Join two log files in logstash conf

i have an activity log like:

2020-06-02 03:30:50,712 USERID="(not logged in)" IP="103.226.146.203" SESSION="" HOST="h2t57-hrm.gh.pri" HOMEDIR="8.57" SITE="ps" METHOD="GET" HTTP_USER_AGENT="Mozilla/5.0 (Macintosh; Intel Mac OS X 10_14_6) AppleWebKit/537.36 (KHTML, like Gecko) Chrome/83.0.4103.61 Safari/537.36" MENU="" COMPONENT="" PAGE="ABC"

And a page log like:

2020-04-07 12:52:30,PAGE="ABC",DESCRIPTION="Dependent Detail",USAGE="HGB",PPI_LEVEL="1"

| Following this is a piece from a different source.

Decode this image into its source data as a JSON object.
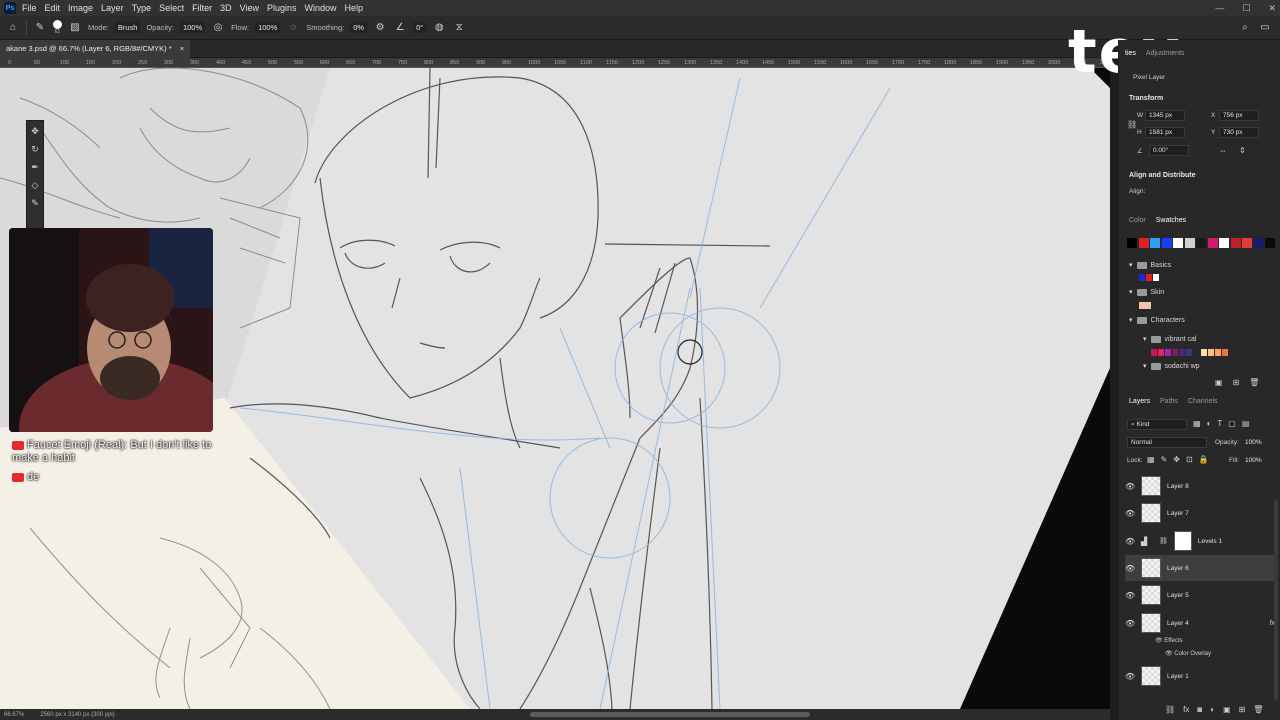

These log files are parsed using logstash grok and can be seen in kibana

What i need is the page log metadata should get clubbed with activity log when page has same value, please guide, it should be like :

should be able to see activity + page metadata in one line in kibana if page value is same, so join should be on page value

Use an aggregate filter.

Hi Badger

I tried:

aggregate{
task_id => "%{PAGE}"
code => "
map['PAGE'] ||= event.get('PAGE')
map['HTTPAGENT'] ||= event.get('HTTPAGENT')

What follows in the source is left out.